Quote from cabletrader:
An 'interesting' (lol) strategy, but why pick such a low (and getting lower!) yielder like USD? There's talk of 80 on dollar/yen before BOJ intervention, I guess you need to have either deep pockets or small positions to avoid a margin call, there's no way you could ever risk the trades being liquidated. Also, the interest rate differential is narrowing on Usd and Yen, I'd prefer something with a bit more room to maneuver.
I read a while back about a similar strategy that hedged with a non-interest non-commission Islamic broker (interest arb) which made some decent risk-free returns with the use of high leverage.
I think it gets too complicated that way, it's simpler to do what you're doing and average into a yield positive trade with a high yielder, earn interest every day on leveraged money, and then eventually make a capital gain on the trade itself. It needs less capital, is very low maintenance, and is guaranteed risk-free money as long as the broker doesn't have hidden charges like non-activity fees or commissions.

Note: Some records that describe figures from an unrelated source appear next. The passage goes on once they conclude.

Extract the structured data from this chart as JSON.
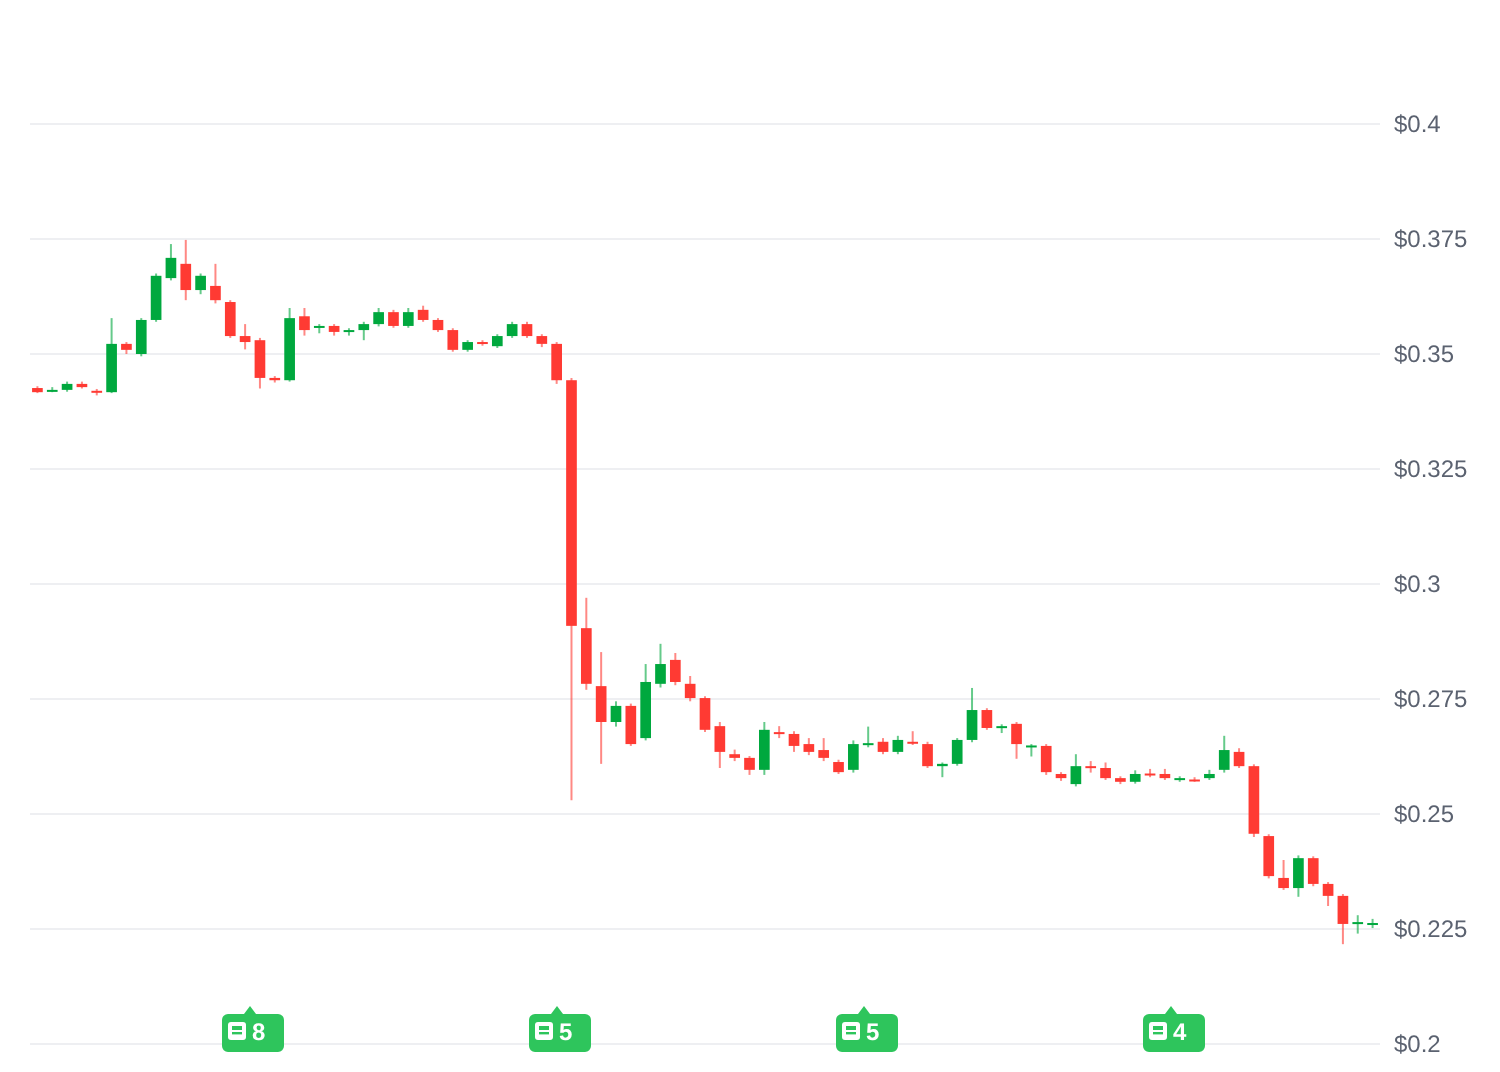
{
  "chart_data": {
    "type": "candlestick",
    "categories": [
      null,
      null,
      null,
      null,
      null,
      null,
      null,
      null,
      null,
      null,
      null,
      null,
      null,
      null,
      null,
      null,
      null,
      null,
      null,
      null,
      null,
      null,
      null,
      null,
      null,
      null,
      null,
      null,
      null,
      null,
      null,
      null,
      null,
      null,
      null,
      null,
      null,
      null,
      null,
      null,
      null,
      null,
      null,
      null,
      null,
      null,
      null,
      null,
      null,
      null,
      null,
      null,
      null,
      null,
      null,
      null,
      null,
      null,
      null,
      null,
      null,
      null,
      null,
      null,
      null,
      null,
      null,
      null,
      null,
      null,
      null,
      null,
      null,
      null,
      null,
      null,
      null,
      null,
      null,
      null,
      null,
      null,
      null,
      null,
      null,
      null,
      null,
      null,
      null,
      null,
      null
    ],
    "ohlc": [
      [
        0.3426,
        0.343,
        0.3415,
        0.3417
      ],
      [
        0.342,
        0.3428,
        0.3417,
        0.3422
      ],
      [
        0.3422,
        0.344,
        0.3418,
        0.3435
      ],
      [
        0.3435,
        0.344,
        0.3425,
        0.3428
      ],
      [
        0.342,
        0.3424,
        0.341,
        0.3417
      ],
      [
        0.3417,
        0.3578,
        0.3415,
        0.3522
      ],
      [
        0.3522,
        0.3526,
        0.35,
        0.3509
      ],
      [
        0.35,
        0.3578,
        0.3495,
        0.3574
      ],
      [
        0.3574,
        0.3675,
        0.357,
        0.367
      ],
      [
        0.3665,
        0.3739,
        0.366,
        0.3709
      ],
      [
        0.3696,
        0.3748,
        0.3617,
        0.3639
      ],
      [
        0.3639,
        0.3675,
        0.363,
        0.367
      ],
      [
        0.3648,
        0.3696,
        0.361,
        0.3617
      ],
      [
        0.3613,
        0.3617,
        0.3535,
        0.3539
      ],
      [
        0.3539,
        0.3565,
        0.351,
        0.3526
      ],
      [
        0.353,
        0.3535,
        0.3425,
        0.3448
      ],
      [
        0.3448,
        0.3452,
        0.3438,
        0.3443
      ],
      [
        0.3443,
        0.36,
        0.344,
        0.3578
      ],
      [
        0.3582,
        0.36,
        0.354,
        0.3552
      ],
      [
        0.3557,
        0.3565,
        0.3545,
        0.3561
      ],
      [
        0.3561,
        0.3565,
        0.354,
        0.3548
      ],
      [
        0.3548,
        0.3556,
        0.354,
        0.3552
      ],
      [
        0.3552,
        0.357,
        0.353,
        0.3565
      ],
      [
        0.3565,
        0.36,
        0.356,
        0.3591
      ],
      [
        0.3591,
        0.3596,
        0.3557,
        0.3561
      ],
      [
        0.3561,
        0.36,
        0.3557,
        0.3591
      ],
      [
        0.3596,
        0.3605,
        0.357,
        0.3574
      ],
      [
        0.3574,
        0.3578,
        0.3548,
        0.3552
      ],
      [
        0.3552,
        0.3556,
        0.3505,
        0.3509
      ],
      [
        0.3509,
        0.353,
        0.3505,
        0.3526
      ],
      [
        0.3526,
        0.353,
        0.3518,
        0.3522
      ],
      [
        0.3517,
        0.3543,
        0.3513,
        0.3539
      ],
      [
        0.3539,
        0.357,
        0.3535,
        0.3565
      ],
      [
        0.3565,
        0.357,
        0.3535,
        0.3539
      ],
      [
        0.3539,
        0.3543,
        0.3515,
        0.3522
      ],
      [
        0.3522,
        0.3526,
        0.3435,
        0.3443
      ],
      [
        0.3443,
        0.3448,
        0.253,
        0.2909
      ],
      [
        0.2904,
        0.297,
        0.277,
        0.2783
      ],
      [
        0.2778,
        0.2852,
        0.2609,
        0.27
      ],
      [
        0.27,
        0.2745,
        0.269,
        0.2735
      ],
      [
        0.2735,
        0.274,
        0.2648,
        0.2652
      ],
      [
        0.2665,
        0.2826,
        0.266,
        0.2787
      ],
      [
        0.2783,
        0.287,
        0.2775,
        0.2826
      ],
      [
        0.2835,
        0.285,
        0.278,
        0.2787
      ],
      [
        0.2783,
        0.28,
        0.2745,
        0.2752
      ],
      [
        0.2752,
        0.2756,
        0.2678,
        0.2683
      ],
      [
        0.2691,
        0.27,
        0.26,
        0.2635
      ],
      [
        0.263,
        0.264,
        0.2615,
        0.2622
      ],
      [
        0.2622,
        0.2626,
        0.2585,
        0.2596
      ],
      [
        0.2596,
        0.27,
        0.2585,
        0.2683
      ],
      [
        0.2678,
        0.2691,
        0.2665,
        0.2674
      ],
      [
        0.2674,
        0.268,
        0.2635,
        0.2648
      ],
      [
        0.2652,
        0.2665,
        0.2628,
        0.2635
      ],
      [
        0.2639,
        0.2665,
        0.2615,
        0.2622
      ],
      [
        0.2613,
        0.2618,
        0.2587,
        0.2591
      ],
      [
        0.2596,
        0.266,
        0.259,
        0.2652
      ],
      [
        0.265,
        0.269,
        0.2645,
        0.2654
      ],
      [
        0.2657,
        0.2665,
        0.263,
        0.2635
      ],
      [
        0.2635,
        0.267,
        0.263,
        0.2661
      ],
      [
        0.2657,
        0.268,
        0.265,
        0.2654
      ],
      [
        0.2652,
        0.2657,
        0.26,
        0.2604
      ],
      [
        0.2604,
        0.2612,
        0.258,
        0.2609
      ],
      [
        0.2609,
        0.2665,
        0.2605,
        0.2661
      ],
      [
        0.2661,
        0.2774,
        0.2656,
        0.2726
      ],
      [
        0.2726,
        0.273,
        0.2683,
        0.2687
      ],
      [
        0.2687,
        0.2695,
        0.2676,
        0.2691
      ],
      [
        0.2696,
        0.27,
        0.262,
        0.2652
      ],
      [
        0.2646,
        0.2652,
        0.2625,
        0.2649
      ],
      [
        0.2648,
        0.2652,
        0.2585,
        0.2591
      ],
      [
        0.2587,
        0.2591,
        0.2572,
        0.2578
      ],
      [
        0.2565,
        0.263,
        0.256,
        0.2604
      ],
      [
        0.2604,
        0.2615,
        0.259,
        0.26
      ],
      [
        0.26,
        0.2612,
        0.2574,
        0.2578
      ],
      [
        0.2578,
        0.2582,
        0.2565,
        0.257
      ],
      [
        0.257,
        0.2595,
        0.2566,
        0.2587
      ],
      [
        0.2588,
        0.2598,
        0.258,
        0.2586
      ],
      [
        0.2587,
        0.2598,
        0.2574,
        0.2578
      ],
      [
        0.2574,
        0.2582,
        0.257,
        0.2578
      ],
      [
        0.2575,
        0.258,
        0.257,
        0.2573
      ],
      [
        0.2578,
        0.2596,
        0.2574,
        0.2587
      ],
      [
        0.2596,
        0.267,
        0.259,
        0.2639
      ],
      [
        0.2635,
        0.2643,
        0.26,
        0.2604
      ],
      [
        0.2604,
        0.2608,
        0.245,
        0.2457
      ],
      [
        0.2452,
        0.2456,
        0.236,
        0.2365
      ],
      [
        0.2361,
        0.24,
        0.2335,
        0.2339
      ],
      [
        0.2339,
        0.241,
        0.232,
        0.2404
      ],
      [
        0.2404,
        0.2408,
        0.2343,
        0.2348
      ],
      [
        0.2348,
        0.2352,
        0.23,
        0.2322
      ],
      [
        0.2322,
        0.2326,
        0.2217,
        0.2261
      ],
      [
        0.2263,
        0.228,
        0.224,
        0.2265
      ],
      [
        0.2261,
        0.2272,
        0.2252,
        0.2263
      ]
    ],
    "colors": [
      "#ff3a33",
      "#00a83e",
      "#00a83e",
      "#ff3a33",
      "#ff3a33",
      "#00a83e",
      "#ff3a33",
      "#00a83e",
      "#00a83e",
      "#00a83e",
      "#ff3a33",
      "#00a83e",
      "#ff3a33",
      "#ff3a33",
      "#ff3a33",
      "#ff3a33",
      "#ff3a33",
      "#00a83e",
      "#ff3a33",
      "#00a83e",
      "#ff3a33",
      "#00a83e",
      "#00a83e",
      "#00a83e",
      "#ff3a33",
      "#00a83e",
      "#ff3a33",
      "#ff3a33",
      "#ff3a33",
      "#00a83e",
      "#ff3a33",
      "#00a83e",
      "#00a83e",
      "#ff3a33",
      "#ff3a33",
      "#ff3a33",
      "#ff3a33",
      "#ff3a33",
      "#ff3a33",
      "#00a83e",
      "#ff3a33",
      "#00a83e",
      "#00a83e",
      "#ff3a33",
      "#ff3a33",
      "#ff3a33",
      "#ff3a33",
      "#ff3a33",
      "#ff3a33",
      "#00a83e",
      "#ff3a33",
      "#ff3a33",
      "#ff3a33",
      "#ff3a33",
      "#ff3a33",
      "#00a83e",
      "#00a83e",
      "#ff3a33",
      "#00a83e",
      "#ff3a33",
      "#ff3a33",
      "#00a83e",
      "#00a83e",
      "#00a83e",
      "#ff3a33",
      "#00a83e",
      "#ff3a33",
      "#00a83e",
      "#ff3a33",
      "#ff3a33",
      "#00a83e",
      "#ff3a33",
      "#ff3a33",
      "#ff3a33",
      "#00a83e",
      "#ff3a33",
      "#ff3a33",
      "#00a83e",
      "#ff3a33",
      "#00a83e",
      "#00a83e",
      "#ff3a33",
      "#ff3a33",
      "#ff3a33",
      "#ff3a33",
      "#00a83e",
      "#ff3a33",
      "#ff3a33",
      "#ff3a33",
      "#00a83e",
      "#00a83e"
    ],
    "ylim": [
      0.2,
      0.4
    ],
    "yticks": [
      {
        "value": 0.2,
        "label": "$0.2"
      },
      {
        "value": 0.225,
        "label": "$0.225"
      },
      {
        "value": 0.25,
        "label": "$0.25"
      },
      {
        "value": 0.275,
        "label": "$0.275"
      },
      {
        "value": 0.3,
        "label": "$0.3"
      },
      {
        "value": 0.325,
        "label": "$0.325"
      },
      {
        "value": 0.35,
        "label": "$0.35"
      },
      {
        "value": 0.375,
        "label": "$0.375"
      },
      {
        "value": 0.4,
        "label": "$0.4"
      }
    ],
    "tick_labels": "y",
    "grid": "y",
    "annotations": [
      "8",
      "5",
      "5",
      "4"
    ]
  }
}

I did a similar thing a while ago when I got filled on an order on Usd/Jpy that I had already cancelled. The broker wouldn't cancel the trade so I said wtf, just leave it and add as it goes lower and get the interest every day. Within a couple of months the trade came right but I made sure I had enough to fund the account and support the unrealized losses and margin for as long at it took.
Another idea might be to use an automated 'grid trading' strategy which trades the same yield positive direction but takes small profits on positions and then re-opens the trades. The end result is the same except for the extra profits along the way which go towards paying margin on existing positions.